The lesson being balance and a more educated approach to what we’re consuming. Our lives could depend on it.

As for the Doritos and Oreos guy, well, there’s a lesson in that, too. According to an article on CNN Health, for 10 weeks, Mark Haub, a professor of human nutrition at Kansas State University, ate Twinkies, Nutty Bars, powdered donuts, Oreos and sugary cereals every three hours instead of meals. He was working under the premise that calorie counting is what matters in weight loss, not nutritional value.

The premise held up.

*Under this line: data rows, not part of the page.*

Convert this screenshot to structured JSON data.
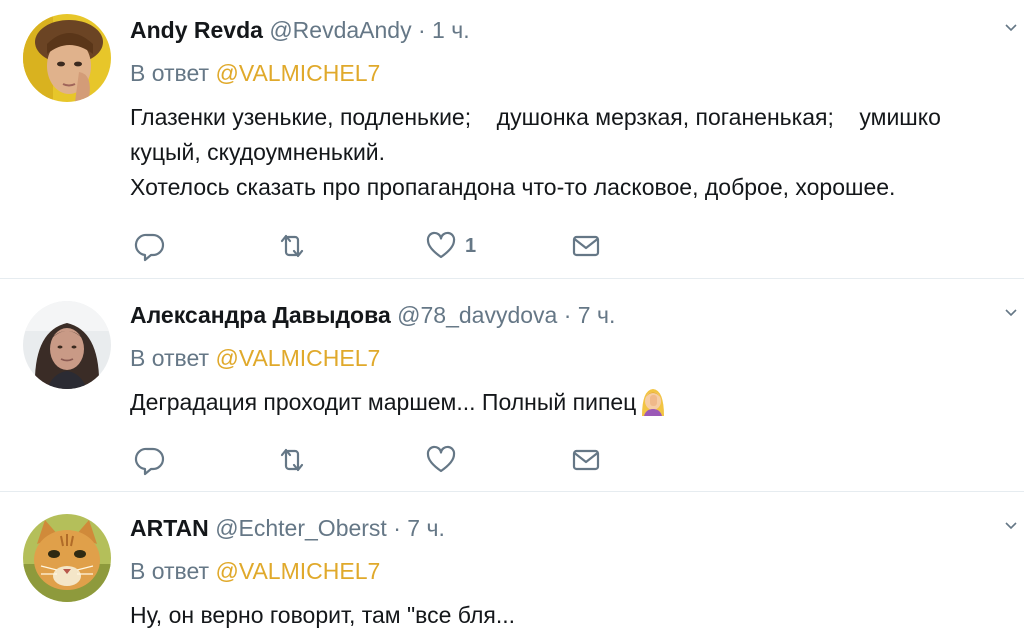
{
  "tweets": [
    {
      "name": "Andy Revda",
      "handle": "@RevdaAndy",
      "separator": "·",
      "time": "1 ч.",
      "reply_prefix": "В ответ",
      "reply_mention": "@VALMICHEL7",
      "text_lines": [
        "Глазенки узенькие, подленькие;    душонка мерзкая, поганенькая;    умишко",
        "куцый, скудоумненький.",
        "Хотелось сказать про пропагандона что-то ласковое, доброе, хорошее."
      ],
      "like_count": "1",
      "avatar_icon": "avatar-young-man-photo"
    },
    {
      "name": "Александра Давыдова",
      "handle": "@78_davydova",
      "separator": "·",
      "time": "7 ч.",
      "reply_prefix": "В ответ",
      "reply_mention": "@VALMICHEL7",
      "text_lines": [
        "Деградация проходит маршем... Полный пипец"
      ],
      "emoji_icon": "woman-facepalming-emoji",
      "avatar_icon": "avatar-woman-photo"
    },
    {
      "name": "ARTAN",
      "handle": "@Echter_Oberst",
      "separator": "·",
      "time": "7 ч.",
      "reply_prefix": "В ответ",
      "reply_mention": "@VALMICHEL7",
      "text_lines": [
        "Ну, он верно говорит, там \"все бля..."
      ],
      "avatar_icon": "avatar-cat-photo"
    }
  ],
  "colors": {
    "mention": "#e0a92b",
    "secondary_text": "#657786",
    "primary_text": "#14171a",
    "divider": "#e6ecf0"
  },
  "icons": [
    "reply-icon",
    "retweet-icon",
    "like-icon",
    "dm-icon",
    "chevron-down-icon"
  ]
}
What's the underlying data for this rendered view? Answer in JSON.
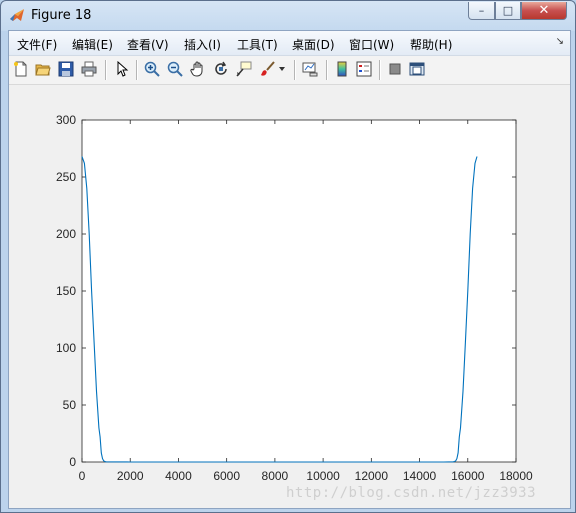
{
  "window": {
    "title": "Figure 18",
    "minimize": "–",
    "maximize": "□",
    "close": "✕"
  },
  "menu": {
    "items": [
      "文件(F)",
      "编辑(E)",
      "查看(V)",
      "插入(I)",
      "工具(T)",
      "桌面(D)",
      "窗口(W)",
      "帮助(H)"
    ],
    "overflow_arrow": "↘"
  },
  "toolbar": {
    "buttons": [
      "new-figure-icon",
      "open-file-icon",
      "save-icon",
      "print-icon",
      "select-arrow-icon",
      "zoom-in-icon",
      "zoom-out-icon",
      "pan-hand-icon",
      "rotate-3d-icon",
      "data-cursor-icon",
      "brush-icon",
      "link-plot-icon",
      "colorbar-icon",
      "legend-icon",
      "hide-plot-tools-icon",
      "show-plot-tools-icon"
    ]
  },
  "chart_data": {
    "type": "line",
    "title": "",
    "xlabel": "",
    "ylabel": "",
    "xlim": [
      0,
      18000
    ],
    "ylim": [
      0,
      300
    ],
    "xticks": [
      "0",
      "2000",
      "4000",
      "6000",
      "8000",
      "10000",
      "12000",
      "14000",
      "16000",
      "18000"
    ],
    "yticks": [
      "0",
      "50",
      "100",
      "150",
      "200",
      "250",
      "300"
    ],
    "grid": false,
    "line_color": "#0072bd",
    "series": [
      {
        "x": [
          0,
          100,
          200,
          300,
          400,
          500,
          600,
          700,
          750,
          800,
          850,
          900,
          950,
          1000,
          2000,
          4000,
          6000,
          8000,
          10000,
          12000,
          14000,
          15000,
          15400,
          15450,
          15500,
          15550,
          15600,
          15650,
          15700,
          15800,
          15900,
          16000,
          16100,
          16200,
          16300,
          16384
        ],
        "y": [
          268,
          262,
          240,
          200,
          150,
          105,
          62,
          30,
          22,
          8,
          3,
          1,
          0.4,
          0.2,
          0,
          0,
          0,
          0,
          0,
          0,
          0,
          0,
          0.2,
          0.4,
          1,
          3,
          8,
          22,
          30,
          62,
          105,
          150,
          200,
          240,
          262,
          268
        ]
      }
    ]
  },
  "watermark": "http://blog.csdn.net/jzz3933"
}
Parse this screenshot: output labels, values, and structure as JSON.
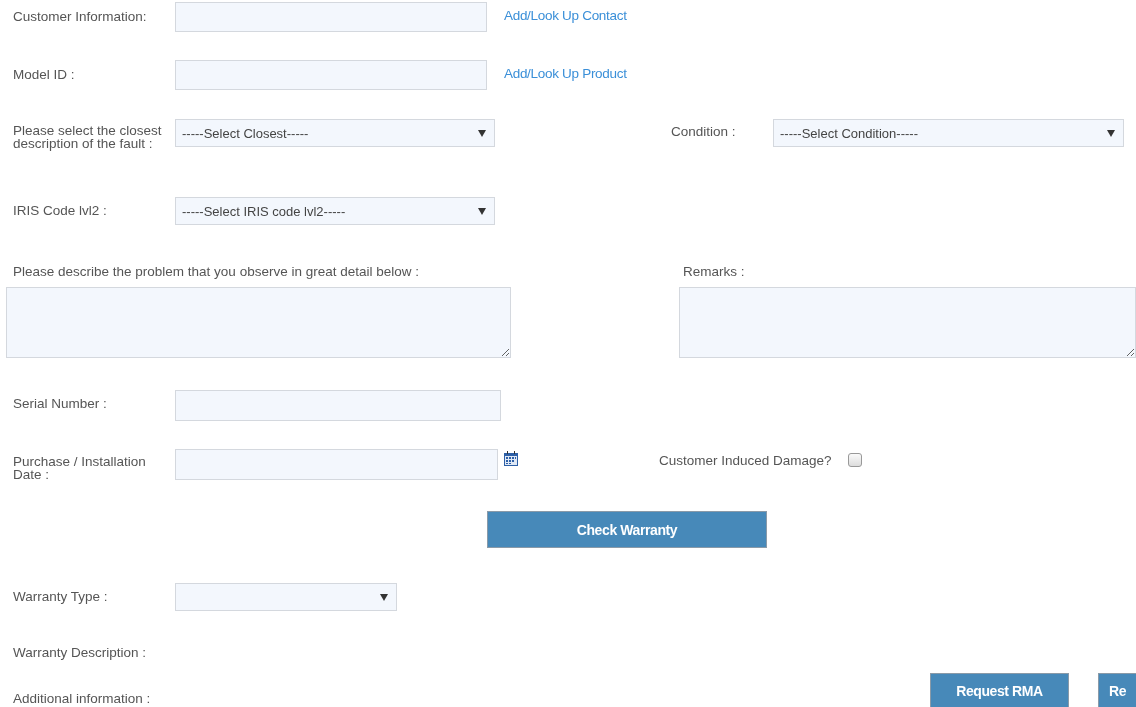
{
  "customer_information": {
    "label": "Customer Information:",
    "link": "Add/Look Up Contact"
  },
  "model_id": {
    "label": "Model ID :",
    "link": "Add/Look Up Product"
  },
  "fault": {
    "label": "Please select the closest description of the fault :",
    "value": "-----Select Closest-----"
  },
  "condition": {
    "label": "Condition :",
    "value": "-----Select Condition-----"
  },
  "iris_code": {
    "label": "IRIS Code lvl2 :",
    "value": "-----Select IRIS code lvl2-----"
  },
  "problem_description": {
    "label": "Please describe the problem that you observe in great detail below :"
  },
  "remarks": {
    "label": "Remarks :"
  },
  "serial_number": {
    "label": "Serial Number :"
  },
  "purchase_date": {
    "label": "Purchase / Installation Date :"
  },
  "customer_induced_damage": {
    "label": "Customer Induced Damage?",
    "checked": false
  },
  "check_warranty_button": "Check Warranty",
  "warranty_type": {
    "label": "Warranty Type :"
  },
  "warranty_description": {
    "label": "Warranty Description :"
  },
  "additional_information": {
    "label": "Additional information :"
  },
  "buttons": [
    "Request RMA",
    "Re"
  ]
}
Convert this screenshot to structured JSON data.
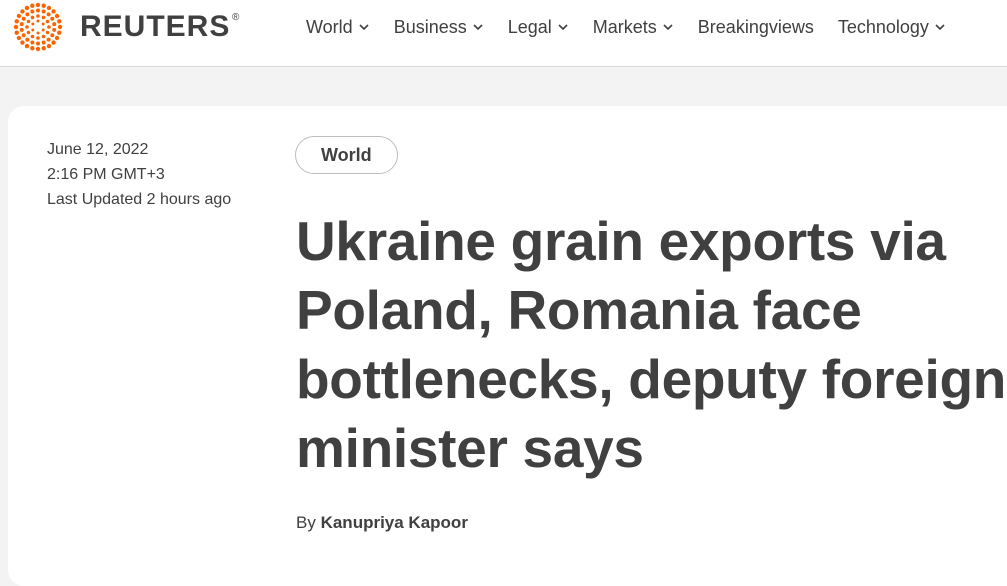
{
  "header": {
    "brand": "REUTERS",
    "registered_mark": "®",
    "nav": [
      {
        "label": "World",
        "has_dropdown": true
      },
      {
        "label": "Business",
        "has_dropdown": true
      },
      {
        "label": "Legal",
        "has_dropdown": true
      },
      {
        "label": "Markets",
        "has_dropdown": true
      },
      {
        "label": "Breakingviews",
        "has_dropdown": false
      },
      {
        "label": "Technology",
        "has_dropdown": true
      }
    ]
  },
  "article": {
    "date": "June 12, 2022",
    "time": "2:16 PM GMT+3",
    "updated": "Last Updated 2 hours ago",
    "section_tag": "World",
    "headline": "Ukraine grain exports via Poland, Romania face bottlenecks, deputy foreign minister says",
    "byline_prefix": "By",
    "author": "Kanupriya Kapoor"
  },
  "colors": {
    "brand_orange": "#fa6400",
    "text": "#404040",
    "page_bg": "#f3f3f3"
  }
}
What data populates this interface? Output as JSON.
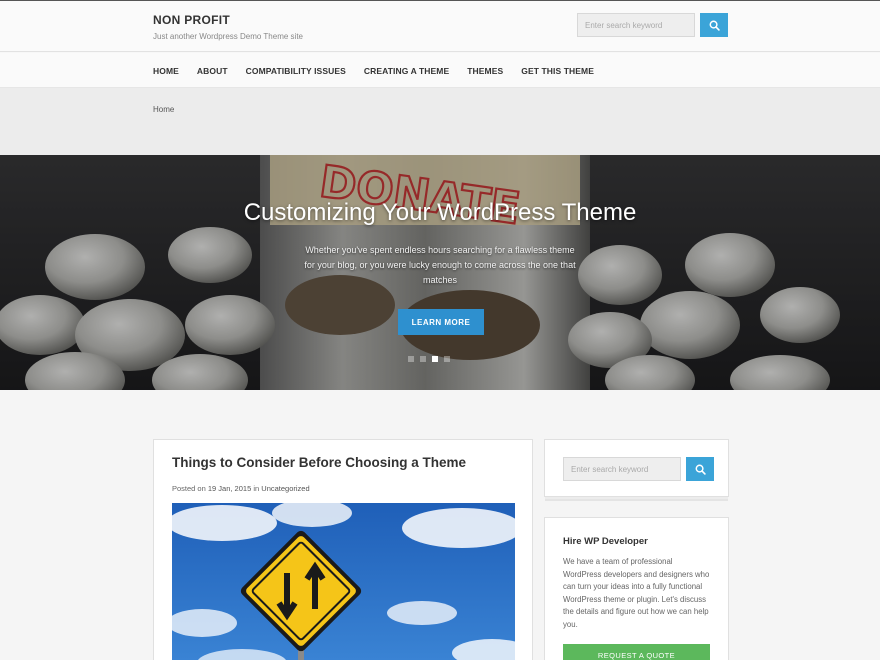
{
  "site": {
    "title": "NON PROFIT",
    "tagline": "Just another Wordpress Demo Theme site"
  },
  "header_search": {
    "placeholder": "Enter search keyword",
    "button_icon": "search-icon"
  },
  "nav": {
    "items": [
      {
        "label": "HOME"
      },
      {
        "label": "ABOUT"
      },
      {
        "label": "COMPATIBILITY ISSUES"
      },
      {
        "label": "CREATING A THEME"
      },
      {
        "label": "THEMES"
      },
      {
        "label": "GET THIS THEME"
      }
    ]
  },
  "breadcrumb": {
    "home": "Home"
  },
  "hero": {
    "title": "Customizing Your WordPress Theme",
    "text": "Whether you've spent endless hours searching for a flawless theme for your blog, or you were lucky enough to come across the one that matches",
    "button": "LEARN MORE",
    "jar_label": "DONATE",
    "slide_count": 4,
    "active_slide": 3
  },
  "post": {
    "title": "Things to Consider Before Choosing a Theme",
    "posted_on": "Posted on",
    "date": "19 Jan, 2015",
    "in": "in",
    "category": "Uncategorized"
  },
  "sidebar": {
    "search": {
      "placeholder": "Enter search keyword",
      "button_icon": "search-icon"
    },
    "hire": {
      "title": "Hire WP Developer",
      "text": "We have a team of professional WordPress developers and designers who can turn your ideas into a fully functional WordPress theme or plugin. Let's discuss the details and figure out how we can help you.",
      "button": "REQUEST A QUOTE"
    }
  },
  "colors": {
    "accent_blue": "#3ba4d8",
    "button_blue": "#2e90cf",
    "quote_green": "#5cb85c",
    "sign_yellow": "#f5c518",
    "donate_red": "#d03a3a"
  }
}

While long-term impact on overall health was not measured, Haub shed 27 pounds in the two-month experiment.

Park points out in the piece that “families who live in food deserts have limited access to fresh fruits and vegetables, so they often rely on the kind of food Haub was eating.”

“These foods are consumed by lots of people,” Haub told Park. “It may be an issue of portion size and moderation rather than total removal. I just think it’s unrealistic to expect people to totally drop these foods for vegetables and fruits. It may be healthy, but not realistic.”

How smart, then, to at least move in the direction of helping children understand this so they can make informed choices that will affect the rest of their lives.